Additionally, the structural slab supporting the imaging equipment is depressed from the floor elevation to permit the installation of isolation equipment along with raised flooring. The foundation for the equipment in the imaging space is supported by drilled piers and also is isolated from the surrounding building floor construction. Vibration excitations created by nearby road traffic — as well as the thermal energy plant 500 feet away — were concerns that were field-measured by JEA Acoustics prior to the design’s completion.

Battered pier foundation — The next phase of construction will require a two-level excavation for a future parking garage adjacent to the structure. The original four laboratory buildings have parking directly under the towers as well as adjacent to the towers. We evaluated the cost of adding two levels of garage below the footprint of the building at this phase, but the high cost and limited number of cars it would accommodate made us decide against it. So, we added 95-foot-long battered piers on each corner of the shear walls on the ground floor that extended 70 feet into shale. These piers take all of the lateral forces on the building directly to the shale and the structural stability of the building does not depend on the soil around the building, which will be removed at a later date.

The Phase 5 laboratory, completed under UT Southwestern President Daniel K. Podolsky, M.D., included a pedestrian bridge across a drainage channel and a major utility tunnel below the drainage channel to the existing campus.
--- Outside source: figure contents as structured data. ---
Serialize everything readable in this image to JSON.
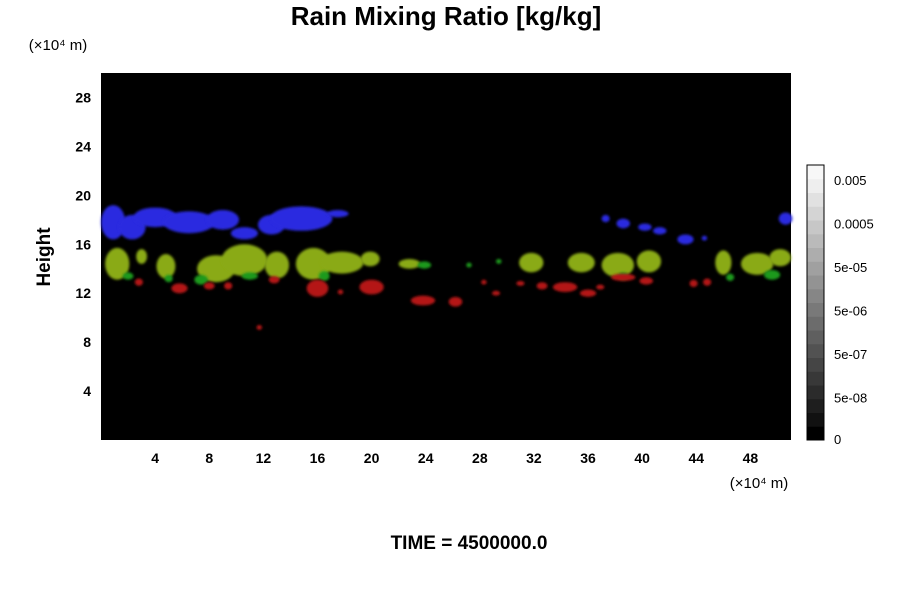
{
  "chart_data": {
    "type": "heatmap",
    "title": "Rain Mixing Ratio [kg/kg]",
    "ylabel": "Height",
    "y_unit_label": "(×10⁴ m)",
    "x_unit_label": "(×10⁴ m)",
    "footer": "TIME = 4500000.0",
    "x_ticks": [
      "4",
      "8",
      "12",
      "16",
      "20",
      "24",
      "28",
      "32",
      "36",
      "40",
      "44",
      "48"
    ],
    "y_ticks": [
      "4",
      "8",
      "12",
      "16",
      "20",
      "24",
      "28"
    ],
    "xlim": [
      0,
      51
    ],
    "ylim": [
      0,
      30
    ],
    "background": "#000000",
    "colorbar": {
      "labels": [
        "0.005",
        "0.0005",
        "5e-05",
        "5e-06",
        "5e-07",
        "5e-08",
        "0"
      ],
      "colors": [
        "#000000",
        "#111111",
        "#1e1e1e",
        "#2b2b2b",
        "#383838",
        "#454545",
        "#525252",
        "#5f5f5f",
        "#6c6c6c",
        "#797979",
        "#868686",
        "#939393",
        "#a0a0a0",
        "#adadad",
        "#bababa",
        "#c7c7c7",
        "#d4d4d4",
        "#e1e1e1",
        "#eeeeee",
        "#f7f7f7"
      ]
    },
    "series": [
      {
        "color": "#2a2ae0",
        "regions": [
          {
            "x": 0.9,
            "y": 17.8,
            "rx": 0.9,
            "ry": 1.4
          },
          {
            "x": 2.3,
            "y": 17.4,
            "rx": 1.0,
            "ry": 1.0
          },
          {
            "x": 4.0,
            "y": 18.2,
            "rx": 1.6,
            "ry": 0.8
          },
          {
            "x": 6.5,
            "y": 17.8,
            "rx": 1.9,
            "ry": 0.9
          },
          {
            "x": 9.0,
            "y": 18.0,
            "rx": 1.2,
            "ry": 0.8
          },
          {
            "x": 10.6,
            "y": 16.9,
            "rx": 1.0,
            "ry": 0.5
          },
          {
            "x": 12.6,
            "y": 17.6,
            "rx": 1.0,
            "ry": 0.8
          },
          {
            "x": 14.8,
            "y": 18.1,
            "rx": 2.3,
            "ry": 1.0
          },
          {
            "x": 17.5,
            "y": 18.5,
            "rx": 0.8,
            "ry": 0.3
          },
          {
            "x": 37.3,
            "y": 18.1,
            "rx": 0.3,
            "ry": 0.3
          },
          {
            "x": 38.6,
            "y": 17.7,
            "rx": 0.5,
            "ry": 0.4
          },
          {
            "x": 40.2,
            "y": 17.4,
            "rx": 0.5,
            "ry": 0.3
          },
          {
            "x": 41.3,
            "y": 17.1,
            "rx": 0.5,
            "ry": 0.3
          },
          {
            "x": 43.2,
            "y": 16.4,
            "rx": 0.6,
            "ry": 0.4
          },
          {
            "x": 44.6,
            "y": 16.5,
            "rx": 0.2,
            "ry": 0.2
          },
          {
            "x": 50.6,
            "y": 18.1,
            "rx": 0.5,
            "ry": 0.5
          }
        ]
      },
      {
        "color": "#8aaa14",
        "regions": [
          {
            "x": 1.2,
            "y": 14.4,
            "rx": 0.9,
            "ry": 1.3
          },
          {
            "x": 3.0,
            "y": 15.0,
            "rx": 0.4,
            "ry": 0.6
          },
          {
            "x": 4.8,
            "y": 14.2,
            "rx": 0.7,
            "ry": 1.0
          },
          {
            "x": 8.5,
            "y": 14.0,
            "rx": 1.4,
            "ry": 1.1
          },
          {
            "x": 10.6,
            "y": 14.7,
            "rx": 1.7,
            "ry": 1.3
          },
          {
            "x": 13.0,
            "y": 14.3,
            "rx": 0.9,
            "ry": 1.1
          },
          {
            "x": 15.7,
            "y": 14.4,
            "rx": 1.3,
            "ry": 1.3
          },
          {
            "x": 17.8,
            "y": 14.5,
            "rx": 1.6,
            "ry": 0.9
          },
          {
            "x": 19.9,
            "y": 14.8,
            "rx": 0.7,
            "ry": 0.6
          },
          {
            "x": 22.8,
            "y": 14.4,
            "rx": 0.8,
            "ry": 0.4
          },
          {
            "x": 31.8,
            "y": 14.5,
            "rx": 0.9,
            "ry": 0.8
          },
          {
            "x": 35.5,
            "y": 14.5,
            "rx": 1.0,
            "ry": 0.8
          },
          {
            "x": 38.2,
            "y": 14.3,
            "rx": 1.2,
            "ry": 1.0
          },
          {
            "x": 40.5,
            "y": 14.6,
            "rx": 0.9,
            "ry": 0.9
          },
          {
            "x": 46.0,
            "y": 14.5,
            "rx": 0.6,
            "ry": 1.0
          },
          {
            "x": 48.5,
            "y": 14.4,
            "rx": 1.2,
            "ry": 0.9
          },
          {
            "x": 50.2,
            "y": 14.9,
            "rx": 0.8,
            "ry": 0.7
          }
        ]
      },
      {
        "color": "#1b9a1b",
        "regions": [
          {
            "x": 2.0,
            "y": 13.4,
            "rx": 0.4,
            "ry": 0.3
          },
          {
            "x": 5.0,
            "y": 13.2,
            "rx": 0.3,
            "ry": 0.3
          },
          {
            "x": 7.4,
            "y": 13.1,
            "rx": 0.5,
            "ry": 0.4
          },
          {
            "x": 11.0,
            "y": 13.4,
            "rx": 0.6,
            "ry": 0.3
          },
          {
            "x": 16.5,
            "y": 13.4,
            "rx": 0.4,
            "ry": 0.4
          },
          {
            "x": 23.9,
            "y": 14.3,
            "rx": 0.5,
            "ry": 0.3
          },
          {
            "x": 27.2,
            "y": 14.3,
            "rx": 0.2,
            "ry": 0.2
          },
          {
            "x": 29.4,
            "y": 14.6,
            "rx": 0.2,
            "ry": 0.2
          },
          {
            "x": 38.6,
            "y": 13.4,
            "rx": 0.4,
            "ry": 0.3
          },
          {
            "x": 46.5,
            "y": 13.3,
            "rx": 0.3,
            "ry": 0.3
          },
          {
            "x": 49.6,
            "y": 13.5,
            "rx": 0.6,
            "ry": 0.4
          }
        ]
      },
      {
        "color": "#b41818",
        "regions": [
          {
            "x": 2.8,
            "y": 12.9,
            "rx": 0.3,
            "ry": 0.3
          },
          {
            "x": 5.8,
            "y": 12.4,
            "rx": 0.6,
            "ry": 0.4
          },
          {
            "x": 8.0,
            "y": 12.6,
            "rx": 0.4,
            "ry": 0.3
          },
          {
            "x": 9.4,
            "y": 12.6,
            "rx": 0.3,
            "ry": 0.3
          },
          {
            "x": 12.8,
            "y": 13.1,
            "rx": 0.4,
            "ry": 0.3
          },
          {
            "x": 16.0,
            "y": 12.4,
            "rx": 0.8,
            "ry": 0.7
          },
          {
            "x": 17.7,
            "y": 12.1,
            "rx": 0.2,
            "ry": 0.2
          },
          {
            "x": 20.0,
            "y": 12.5,
            "rx": 0.9,
            "ry": 0.6
          },
          {
            "x": 23.8,
            "y": 11.4,
            "rx": 0.9,
            "ry": 0.4
          },
          {
            "x": 26.2,
            "y": 11.3,
            "rx": 0.5,
            "ry": 0.4
          },
          {
            "x": 28.3,
            "y": 12.9,
            "rx": 0.2,
            "ry": 0.2
          },
          {
            "x": 29.2,
            "y": 12.0,
            "rx": 0.3,
            "ry": 0.2
          },
          {
            "x": 31.0,
            "y": 12.8,
            "rx": 0.3,
            "ry": 0.2
          },
          {
            "x": 32.6,
            "y": 12.6,
            "rx": 0.4,
            "ry": 0.3
          },
          {
            "x": 34.3,
            "y": 12.5,
            "rx": 0.9,
            "ry": 0.4
          },
          {
            "x": 36.0,
            "y": 12.0,
            "rx": 0.6,
            "ry": 0.3
          },
          {
            "x": 36.9,
            "y": 12.5,
            "rx": 0.3,
            "ry": 0.2
          },
          {
            "x": 38.6,
            "y": 13.3,
            "rx": 0.9,
            "ry": 0.3
          },
          {
            "x": 40.3,
            "y": 13.0,
            "rx": 0.5,
            "ry": 0.3
          },
          {
            "x": 43.8,
            "y": 12.8,
            "rx": 0.3,
            "ry": 0.3
          },
          {
            "x": 44.8,
            "y": 12.9,
            "rx": 0.3,
            "ry": 0.3
          },
          {
            "x": 11.7,
            "y": 9.2,
            "rx": 0.2,
            "ry": 0.2
          }
        ]
      }
    ]
  }
}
A pedestrian bridge across a drainage channel connects the UT Southwestern Medical Center Phase 5 building (left) to the existing campus.

Successful design of a sophisticated building such as UT Southwestern Medical Center Phase 5, with so many sophisticated issues to address, required the support and guidance of the owner, researchers, equipment suppliers, design professionals, and construction team. The success of this project demonstrates the benefit of such a team effort and affirms that the president’s challenge of 22 years ago has been fulfilled.

Thomas Taylor, P.E., is principal design engineer, and Stephen Price, P.E., is director of laboratory design, Datum Engineers Inc.